Modal analysis of circular plates with radial side cracks and in contact with water on one side based on the Rayleigh–Ritz method

Abstract

In this paper, free vibrations of the baffled circular plates with radial side cracks and in contact with water on one side are investigated based on the Rayleigh–Ritz method. The completely free, simply supported and completely clamped boundary conditions are considered. Corner functions are introduced to describe the singularities at the crack tip. The motion of water is expressed by the velocity potential and the interaction between the water and the plate is derived in the form of an integral equation including the dynamic deformation of the cracked plate. The convergence studies are carried out and the numerical results show that the distinctions between the dry and wet mode shapes will be increased obviously excluding the first symmetric and antisymmetric modes when cracks appear.
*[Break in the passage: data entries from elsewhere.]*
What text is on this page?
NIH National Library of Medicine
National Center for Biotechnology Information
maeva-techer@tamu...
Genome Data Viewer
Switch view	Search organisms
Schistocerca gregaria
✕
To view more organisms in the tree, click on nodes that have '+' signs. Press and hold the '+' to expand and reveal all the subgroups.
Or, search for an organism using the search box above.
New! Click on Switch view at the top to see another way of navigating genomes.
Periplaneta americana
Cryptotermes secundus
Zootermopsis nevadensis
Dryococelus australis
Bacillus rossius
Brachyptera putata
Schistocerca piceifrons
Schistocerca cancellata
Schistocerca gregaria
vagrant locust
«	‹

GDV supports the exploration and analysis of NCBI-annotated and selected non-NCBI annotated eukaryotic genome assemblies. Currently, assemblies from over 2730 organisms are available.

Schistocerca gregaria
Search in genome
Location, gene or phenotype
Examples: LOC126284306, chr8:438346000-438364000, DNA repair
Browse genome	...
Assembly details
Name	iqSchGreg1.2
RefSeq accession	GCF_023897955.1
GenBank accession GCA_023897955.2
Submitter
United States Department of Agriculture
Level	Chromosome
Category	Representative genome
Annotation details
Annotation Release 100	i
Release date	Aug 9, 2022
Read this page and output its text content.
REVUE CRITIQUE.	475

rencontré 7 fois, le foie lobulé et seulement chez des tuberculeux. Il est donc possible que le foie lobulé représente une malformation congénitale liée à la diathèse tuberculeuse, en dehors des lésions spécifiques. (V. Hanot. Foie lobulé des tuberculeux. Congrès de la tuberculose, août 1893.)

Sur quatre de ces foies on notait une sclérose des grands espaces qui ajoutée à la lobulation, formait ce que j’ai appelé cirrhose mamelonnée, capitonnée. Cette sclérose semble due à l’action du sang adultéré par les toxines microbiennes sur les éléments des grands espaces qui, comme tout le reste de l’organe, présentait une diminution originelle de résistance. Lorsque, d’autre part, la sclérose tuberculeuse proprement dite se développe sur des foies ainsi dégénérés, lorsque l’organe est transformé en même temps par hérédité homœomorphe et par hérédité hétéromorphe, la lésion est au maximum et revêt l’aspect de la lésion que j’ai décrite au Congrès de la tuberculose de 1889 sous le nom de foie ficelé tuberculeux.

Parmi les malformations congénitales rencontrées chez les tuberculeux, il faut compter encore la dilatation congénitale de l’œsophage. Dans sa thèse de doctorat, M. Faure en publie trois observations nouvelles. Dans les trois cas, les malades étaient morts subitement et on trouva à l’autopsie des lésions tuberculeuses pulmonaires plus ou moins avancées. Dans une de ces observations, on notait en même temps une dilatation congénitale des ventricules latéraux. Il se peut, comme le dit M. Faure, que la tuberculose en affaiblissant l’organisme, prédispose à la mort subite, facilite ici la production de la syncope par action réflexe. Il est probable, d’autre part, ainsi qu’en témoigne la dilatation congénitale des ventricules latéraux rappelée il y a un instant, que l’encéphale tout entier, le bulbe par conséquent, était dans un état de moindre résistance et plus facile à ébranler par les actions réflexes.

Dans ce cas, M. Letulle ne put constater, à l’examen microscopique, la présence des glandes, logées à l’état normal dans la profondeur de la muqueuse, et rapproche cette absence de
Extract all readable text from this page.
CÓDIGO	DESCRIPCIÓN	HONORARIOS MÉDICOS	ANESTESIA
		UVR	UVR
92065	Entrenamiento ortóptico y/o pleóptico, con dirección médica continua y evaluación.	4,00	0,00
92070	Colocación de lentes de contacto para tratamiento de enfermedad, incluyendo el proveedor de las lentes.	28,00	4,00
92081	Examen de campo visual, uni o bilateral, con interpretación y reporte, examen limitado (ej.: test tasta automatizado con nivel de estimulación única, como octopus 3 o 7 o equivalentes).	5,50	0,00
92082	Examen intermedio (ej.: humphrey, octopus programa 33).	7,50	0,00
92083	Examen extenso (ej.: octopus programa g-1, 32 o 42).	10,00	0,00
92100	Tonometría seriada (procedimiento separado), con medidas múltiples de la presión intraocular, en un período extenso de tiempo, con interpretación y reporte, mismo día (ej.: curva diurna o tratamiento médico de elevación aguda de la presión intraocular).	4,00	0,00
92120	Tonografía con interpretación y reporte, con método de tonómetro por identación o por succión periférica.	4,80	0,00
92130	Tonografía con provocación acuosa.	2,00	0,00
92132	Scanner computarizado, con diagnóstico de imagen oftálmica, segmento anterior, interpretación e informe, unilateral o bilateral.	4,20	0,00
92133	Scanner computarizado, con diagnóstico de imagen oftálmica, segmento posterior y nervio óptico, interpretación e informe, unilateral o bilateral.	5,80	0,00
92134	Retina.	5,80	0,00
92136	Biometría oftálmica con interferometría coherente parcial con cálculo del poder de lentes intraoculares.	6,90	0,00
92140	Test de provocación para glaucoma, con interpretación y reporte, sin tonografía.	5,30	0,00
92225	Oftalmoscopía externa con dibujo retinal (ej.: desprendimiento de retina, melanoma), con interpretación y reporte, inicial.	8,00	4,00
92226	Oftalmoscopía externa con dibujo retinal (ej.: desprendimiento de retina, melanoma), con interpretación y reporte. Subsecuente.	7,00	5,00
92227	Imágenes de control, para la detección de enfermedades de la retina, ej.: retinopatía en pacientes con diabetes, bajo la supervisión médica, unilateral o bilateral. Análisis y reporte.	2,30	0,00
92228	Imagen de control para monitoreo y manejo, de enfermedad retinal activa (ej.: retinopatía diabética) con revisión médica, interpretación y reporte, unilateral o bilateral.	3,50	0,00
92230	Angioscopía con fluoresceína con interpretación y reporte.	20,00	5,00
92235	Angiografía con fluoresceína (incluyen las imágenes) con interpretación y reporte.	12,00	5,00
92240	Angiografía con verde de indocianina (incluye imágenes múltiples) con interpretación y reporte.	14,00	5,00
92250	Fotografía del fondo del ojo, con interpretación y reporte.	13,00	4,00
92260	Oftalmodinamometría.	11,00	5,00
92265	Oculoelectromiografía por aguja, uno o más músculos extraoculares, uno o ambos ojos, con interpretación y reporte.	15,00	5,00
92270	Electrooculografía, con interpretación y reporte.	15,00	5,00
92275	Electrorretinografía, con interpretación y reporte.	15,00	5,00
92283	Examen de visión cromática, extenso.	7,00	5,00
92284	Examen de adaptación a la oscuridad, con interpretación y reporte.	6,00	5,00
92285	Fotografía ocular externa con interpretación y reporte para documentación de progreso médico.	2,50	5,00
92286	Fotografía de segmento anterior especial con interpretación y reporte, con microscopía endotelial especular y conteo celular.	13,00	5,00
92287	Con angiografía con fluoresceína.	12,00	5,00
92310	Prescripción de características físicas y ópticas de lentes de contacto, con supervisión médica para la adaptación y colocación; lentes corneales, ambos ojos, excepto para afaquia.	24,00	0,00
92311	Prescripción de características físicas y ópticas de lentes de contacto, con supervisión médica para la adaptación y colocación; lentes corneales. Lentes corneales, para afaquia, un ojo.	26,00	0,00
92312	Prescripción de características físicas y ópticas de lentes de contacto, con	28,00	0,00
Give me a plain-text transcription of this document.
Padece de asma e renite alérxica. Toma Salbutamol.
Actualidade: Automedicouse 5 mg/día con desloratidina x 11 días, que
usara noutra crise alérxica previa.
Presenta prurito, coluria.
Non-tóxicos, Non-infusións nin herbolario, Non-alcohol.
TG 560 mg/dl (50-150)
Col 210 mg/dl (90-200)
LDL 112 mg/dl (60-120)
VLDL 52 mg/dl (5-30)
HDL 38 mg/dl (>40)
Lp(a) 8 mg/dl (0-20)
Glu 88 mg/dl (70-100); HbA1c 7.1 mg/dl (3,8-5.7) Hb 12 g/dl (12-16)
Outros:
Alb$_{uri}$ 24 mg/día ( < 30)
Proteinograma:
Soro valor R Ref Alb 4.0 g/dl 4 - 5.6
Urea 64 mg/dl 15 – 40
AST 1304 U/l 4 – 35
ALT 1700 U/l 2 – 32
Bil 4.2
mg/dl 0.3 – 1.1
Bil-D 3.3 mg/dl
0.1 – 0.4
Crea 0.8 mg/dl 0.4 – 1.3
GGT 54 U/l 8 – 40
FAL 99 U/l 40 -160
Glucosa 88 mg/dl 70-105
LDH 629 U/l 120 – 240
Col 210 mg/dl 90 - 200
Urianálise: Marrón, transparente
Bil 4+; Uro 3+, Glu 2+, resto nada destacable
When the approximate methods based on the assumption that the wet modes are identical with the dry modes are adopted to calculate the eigenfrequencies, the errors of the results for cracked circular plates are larger than those for intact ones. The influences of the water on the symmetric and antisymmetric modes are different evidently, and the greatest reduction ratio of eigenfrequency and least difference between dry and wet mode are relative to the first symmetric mode. The verifications based on numerical simulation show that the proposed method is adequate for the investigation of free vibration of baffled circular plates with radial side cracks and in contact with water on one side.